Redesigning my office/shop/maker-space/art-studio/recording-studio, aka the basement
I recently was given a plethora of new tools, so many that my shop is currently unusable, its space consumed with boxes and, among other things, a planer, a joiner, a router table, a second band saw, a second drill press, and an air filter. This is having me rethink the use of that space. We’ve moved our Peloton upstairs and the workout space isn’t needed anymore so I’ll be knocking down walls (not anything load bearing) and creating more functional work spaces, trying to control my flat surfaces disease as Dave calls it, where if there is a flat surface I lay things down on it. Along with creating the spaces mentioned, I am going to dedicate an area to storage instead of scattering storage all over the place. Lots of stuff to donate and/or throw away in this project.

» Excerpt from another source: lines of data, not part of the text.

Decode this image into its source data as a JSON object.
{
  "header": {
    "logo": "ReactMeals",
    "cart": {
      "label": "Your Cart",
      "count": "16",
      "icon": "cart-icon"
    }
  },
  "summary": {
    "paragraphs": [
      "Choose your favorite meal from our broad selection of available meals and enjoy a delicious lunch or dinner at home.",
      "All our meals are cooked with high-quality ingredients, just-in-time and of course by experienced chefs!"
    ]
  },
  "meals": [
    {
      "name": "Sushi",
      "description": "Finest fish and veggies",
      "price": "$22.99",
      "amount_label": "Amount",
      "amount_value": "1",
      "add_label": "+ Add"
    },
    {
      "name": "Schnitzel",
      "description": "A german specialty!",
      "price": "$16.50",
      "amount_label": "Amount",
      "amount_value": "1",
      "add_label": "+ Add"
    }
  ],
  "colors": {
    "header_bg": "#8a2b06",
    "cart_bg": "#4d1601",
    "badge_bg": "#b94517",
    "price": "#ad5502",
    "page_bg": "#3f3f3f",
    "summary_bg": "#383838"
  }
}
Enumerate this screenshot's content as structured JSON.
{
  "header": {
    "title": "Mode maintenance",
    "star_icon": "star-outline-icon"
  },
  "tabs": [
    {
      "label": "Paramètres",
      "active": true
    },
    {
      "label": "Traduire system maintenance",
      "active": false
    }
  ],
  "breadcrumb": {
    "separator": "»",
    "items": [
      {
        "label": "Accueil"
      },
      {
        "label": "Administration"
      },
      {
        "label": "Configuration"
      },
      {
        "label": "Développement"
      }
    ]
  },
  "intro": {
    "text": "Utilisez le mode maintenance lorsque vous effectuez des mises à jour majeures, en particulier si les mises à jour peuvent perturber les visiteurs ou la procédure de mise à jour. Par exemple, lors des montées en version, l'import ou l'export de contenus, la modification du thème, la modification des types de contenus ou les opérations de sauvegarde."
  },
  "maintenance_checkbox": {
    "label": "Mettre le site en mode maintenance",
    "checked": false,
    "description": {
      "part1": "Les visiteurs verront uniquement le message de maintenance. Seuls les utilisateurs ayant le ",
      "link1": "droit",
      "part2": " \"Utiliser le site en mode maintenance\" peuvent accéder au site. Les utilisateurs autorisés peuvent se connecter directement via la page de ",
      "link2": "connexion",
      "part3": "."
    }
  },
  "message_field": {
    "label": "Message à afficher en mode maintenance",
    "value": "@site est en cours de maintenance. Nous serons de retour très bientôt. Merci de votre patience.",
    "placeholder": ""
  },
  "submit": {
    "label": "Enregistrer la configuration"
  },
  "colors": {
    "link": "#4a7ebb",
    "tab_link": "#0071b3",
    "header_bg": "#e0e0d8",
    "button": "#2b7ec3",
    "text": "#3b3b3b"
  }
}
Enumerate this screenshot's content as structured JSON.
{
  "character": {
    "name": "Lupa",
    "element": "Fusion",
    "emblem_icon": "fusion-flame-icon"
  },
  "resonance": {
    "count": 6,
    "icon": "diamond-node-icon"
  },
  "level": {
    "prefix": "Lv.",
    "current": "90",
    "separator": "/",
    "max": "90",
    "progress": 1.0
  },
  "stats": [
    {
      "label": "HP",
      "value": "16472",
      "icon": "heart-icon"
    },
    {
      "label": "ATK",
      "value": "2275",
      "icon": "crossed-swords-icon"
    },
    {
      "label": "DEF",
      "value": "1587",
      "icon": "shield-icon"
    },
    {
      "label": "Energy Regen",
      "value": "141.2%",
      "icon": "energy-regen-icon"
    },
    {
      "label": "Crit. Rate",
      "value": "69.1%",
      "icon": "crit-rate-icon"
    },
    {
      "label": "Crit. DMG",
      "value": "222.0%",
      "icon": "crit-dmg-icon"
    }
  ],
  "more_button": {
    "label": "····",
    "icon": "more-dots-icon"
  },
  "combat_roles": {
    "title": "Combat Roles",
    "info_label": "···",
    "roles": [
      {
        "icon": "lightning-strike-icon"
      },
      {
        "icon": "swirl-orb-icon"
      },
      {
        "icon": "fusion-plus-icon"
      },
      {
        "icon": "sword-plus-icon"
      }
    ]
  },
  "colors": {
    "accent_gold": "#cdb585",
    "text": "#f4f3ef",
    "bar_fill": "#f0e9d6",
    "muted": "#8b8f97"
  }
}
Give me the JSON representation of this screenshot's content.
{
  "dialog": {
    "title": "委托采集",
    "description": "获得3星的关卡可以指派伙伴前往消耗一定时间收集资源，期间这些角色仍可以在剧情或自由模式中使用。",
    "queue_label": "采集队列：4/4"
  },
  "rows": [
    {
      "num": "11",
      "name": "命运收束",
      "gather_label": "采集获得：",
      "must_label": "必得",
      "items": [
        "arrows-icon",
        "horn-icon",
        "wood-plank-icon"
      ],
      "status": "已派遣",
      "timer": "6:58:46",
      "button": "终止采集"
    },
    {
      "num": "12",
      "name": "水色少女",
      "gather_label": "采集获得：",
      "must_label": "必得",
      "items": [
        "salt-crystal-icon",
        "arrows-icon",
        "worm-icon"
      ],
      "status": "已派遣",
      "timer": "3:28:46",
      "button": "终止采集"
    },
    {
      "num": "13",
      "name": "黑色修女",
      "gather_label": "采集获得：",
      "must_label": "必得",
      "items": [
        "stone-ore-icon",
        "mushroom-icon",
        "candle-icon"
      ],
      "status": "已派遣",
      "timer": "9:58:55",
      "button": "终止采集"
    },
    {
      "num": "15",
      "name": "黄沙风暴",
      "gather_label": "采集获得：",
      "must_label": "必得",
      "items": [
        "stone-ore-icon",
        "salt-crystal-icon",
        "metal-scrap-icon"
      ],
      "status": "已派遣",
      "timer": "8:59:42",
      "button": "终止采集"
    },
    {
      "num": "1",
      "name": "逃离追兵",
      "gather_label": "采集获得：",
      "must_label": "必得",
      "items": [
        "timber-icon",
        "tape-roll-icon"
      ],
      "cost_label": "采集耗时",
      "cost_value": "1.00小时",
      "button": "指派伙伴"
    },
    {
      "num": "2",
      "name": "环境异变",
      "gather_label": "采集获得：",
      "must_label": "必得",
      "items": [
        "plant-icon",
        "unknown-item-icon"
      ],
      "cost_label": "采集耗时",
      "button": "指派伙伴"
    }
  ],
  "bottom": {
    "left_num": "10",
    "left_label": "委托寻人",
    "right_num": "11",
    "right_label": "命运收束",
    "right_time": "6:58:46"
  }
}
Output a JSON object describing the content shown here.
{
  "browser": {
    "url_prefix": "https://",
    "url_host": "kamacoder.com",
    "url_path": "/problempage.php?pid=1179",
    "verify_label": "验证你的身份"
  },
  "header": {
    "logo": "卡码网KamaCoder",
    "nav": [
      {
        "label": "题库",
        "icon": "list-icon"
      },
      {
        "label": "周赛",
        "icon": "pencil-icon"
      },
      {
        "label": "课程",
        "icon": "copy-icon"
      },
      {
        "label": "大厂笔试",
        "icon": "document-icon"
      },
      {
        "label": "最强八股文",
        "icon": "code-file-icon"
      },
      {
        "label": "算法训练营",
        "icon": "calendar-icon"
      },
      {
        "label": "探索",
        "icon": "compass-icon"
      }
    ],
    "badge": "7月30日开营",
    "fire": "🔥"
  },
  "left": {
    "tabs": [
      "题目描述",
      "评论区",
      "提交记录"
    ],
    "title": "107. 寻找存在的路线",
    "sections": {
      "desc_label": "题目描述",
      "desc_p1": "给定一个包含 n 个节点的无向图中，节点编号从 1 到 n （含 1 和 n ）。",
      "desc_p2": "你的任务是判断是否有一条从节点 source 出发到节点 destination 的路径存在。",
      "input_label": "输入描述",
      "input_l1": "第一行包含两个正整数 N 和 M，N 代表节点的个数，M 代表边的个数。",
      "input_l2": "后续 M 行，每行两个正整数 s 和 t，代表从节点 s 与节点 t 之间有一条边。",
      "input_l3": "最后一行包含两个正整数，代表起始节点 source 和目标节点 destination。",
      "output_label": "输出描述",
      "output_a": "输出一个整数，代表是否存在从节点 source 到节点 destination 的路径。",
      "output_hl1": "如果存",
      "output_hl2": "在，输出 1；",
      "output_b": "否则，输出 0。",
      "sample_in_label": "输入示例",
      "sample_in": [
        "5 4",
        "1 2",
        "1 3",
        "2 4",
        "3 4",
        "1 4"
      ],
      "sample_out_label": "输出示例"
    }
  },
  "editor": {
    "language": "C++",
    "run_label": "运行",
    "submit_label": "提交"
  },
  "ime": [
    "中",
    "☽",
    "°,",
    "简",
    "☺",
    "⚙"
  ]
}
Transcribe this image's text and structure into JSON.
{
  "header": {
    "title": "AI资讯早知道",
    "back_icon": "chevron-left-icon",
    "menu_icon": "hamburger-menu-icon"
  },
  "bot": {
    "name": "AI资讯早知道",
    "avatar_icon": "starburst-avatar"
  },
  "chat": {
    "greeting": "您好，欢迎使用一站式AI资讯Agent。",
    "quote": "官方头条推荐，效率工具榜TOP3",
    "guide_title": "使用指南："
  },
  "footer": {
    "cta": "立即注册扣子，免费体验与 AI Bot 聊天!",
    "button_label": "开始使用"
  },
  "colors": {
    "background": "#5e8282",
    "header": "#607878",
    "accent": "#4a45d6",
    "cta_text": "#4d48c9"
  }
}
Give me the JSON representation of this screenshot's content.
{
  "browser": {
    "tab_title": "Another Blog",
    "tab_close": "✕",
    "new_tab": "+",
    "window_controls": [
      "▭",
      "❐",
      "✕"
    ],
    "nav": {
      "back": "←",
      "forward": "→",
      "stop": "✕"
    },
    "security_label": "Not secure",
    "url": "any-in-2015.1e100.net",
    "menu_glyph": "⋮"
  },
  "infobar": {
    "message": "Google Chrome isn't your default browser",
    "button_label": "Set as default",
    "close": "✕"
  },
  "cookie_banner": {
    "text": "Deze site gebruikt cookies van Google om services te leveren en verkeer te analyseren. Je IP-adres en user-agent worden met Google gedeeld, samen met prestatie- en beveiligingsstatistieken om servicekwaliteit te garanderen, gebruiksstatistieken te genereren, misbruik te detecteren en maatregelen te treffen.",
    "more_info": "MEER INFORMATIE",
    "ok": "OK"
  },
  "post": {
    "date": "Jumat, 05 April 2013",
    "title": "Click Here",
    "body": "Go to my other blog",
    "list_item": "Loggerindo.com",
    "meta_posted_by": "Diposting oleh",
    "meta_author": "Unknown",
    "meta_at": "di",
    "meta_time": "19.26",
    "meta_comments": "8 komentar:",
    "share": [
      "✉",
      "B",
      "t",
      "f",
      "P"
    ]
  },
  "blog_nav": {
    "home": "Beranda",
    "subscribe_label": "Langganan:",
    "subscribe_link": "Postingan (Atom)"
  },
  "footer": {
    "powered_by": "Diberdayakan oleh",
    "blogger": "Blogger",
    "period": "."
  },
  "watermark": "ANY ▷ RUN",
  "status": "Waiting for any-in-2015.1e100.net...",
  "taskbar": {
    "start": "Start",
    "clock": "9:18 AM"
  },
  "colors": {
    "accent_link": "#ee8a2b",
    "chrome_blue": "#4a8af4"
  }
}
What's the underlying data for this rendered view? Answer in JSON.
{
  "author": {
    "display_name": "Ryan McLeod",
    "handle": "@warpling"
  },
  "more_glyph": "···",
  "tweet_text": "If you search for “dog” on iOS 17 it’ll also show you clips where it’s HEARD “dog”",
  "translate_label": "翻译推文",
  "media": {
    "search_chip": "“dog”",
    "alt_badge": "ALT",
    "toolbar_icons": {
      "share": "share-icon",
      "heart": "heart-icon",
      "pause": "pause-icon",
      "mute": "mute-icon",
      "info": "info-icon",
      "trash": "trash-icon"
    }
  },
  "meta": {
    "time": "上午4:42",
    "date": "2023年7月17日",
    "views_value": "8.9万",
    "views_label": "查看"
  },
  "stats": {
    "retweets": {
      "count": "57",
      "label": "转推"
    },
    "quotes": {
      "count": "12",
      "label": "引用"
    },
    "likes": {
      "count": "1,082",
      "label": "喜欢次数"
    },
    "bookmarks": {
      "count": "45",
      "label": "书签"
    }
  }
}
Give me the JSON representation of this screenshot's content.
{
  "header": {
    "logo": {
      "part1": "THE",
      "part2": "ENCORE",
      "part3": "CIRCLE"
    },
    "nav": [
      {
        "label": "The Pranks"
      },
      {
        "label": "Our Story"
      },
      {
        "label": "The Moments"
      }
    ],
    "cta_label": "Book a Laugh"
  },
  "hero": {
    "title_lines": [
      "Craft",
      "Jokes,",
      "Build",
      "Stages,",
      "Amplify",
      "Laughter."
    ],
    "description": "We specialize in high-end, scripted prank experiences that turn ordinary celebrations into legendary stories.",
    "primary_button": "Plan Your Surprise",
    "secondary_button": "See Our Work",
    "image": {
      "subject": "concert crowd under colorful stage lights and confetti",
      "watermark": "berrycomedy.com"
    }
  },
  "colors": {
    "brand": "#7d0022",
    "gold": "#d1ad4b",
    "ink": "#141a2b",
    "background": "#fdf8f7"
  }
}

Building a master bedroom closet
When Wendy and I bought our house with my late-nineties teacher’s salary we were forced to compromise a bit to let the house grow with our growing family. Because of this our master closet is not that masterful. Though his project might not happen right away, I want to use a window in our room as an entry to a ten by ten closet built in the rafters of our first addition. The space is there and I have the skills for this, but it will take a permit, an engineering proposal and professional plans. Honestly, it might be something we just hire someone to do for us, but it’s also the kind of project I love.
Running poetprojects.com
Very meta here, but this blog post is part of the major project of mine, writing poetry and blogging for my website. I have multiple projects under this umbrella and moving forward I am going to work on promoting the site as well as sticking to a regular posting schedule for each of the projects themselves. This is the project I most love right now and the one that feeds all of the others. I am playing with a side project to publish the first year of the website as a book of essays and poetry.
That’s enough. The list doesn’t include a few more things I’ve been thinking about, but it’s far more than enough to keep me busy. Hopefully having made the list I won’t start taking on other projects as well, or at least nothing of substance.
Knowing how things go, I know that’s unlikely.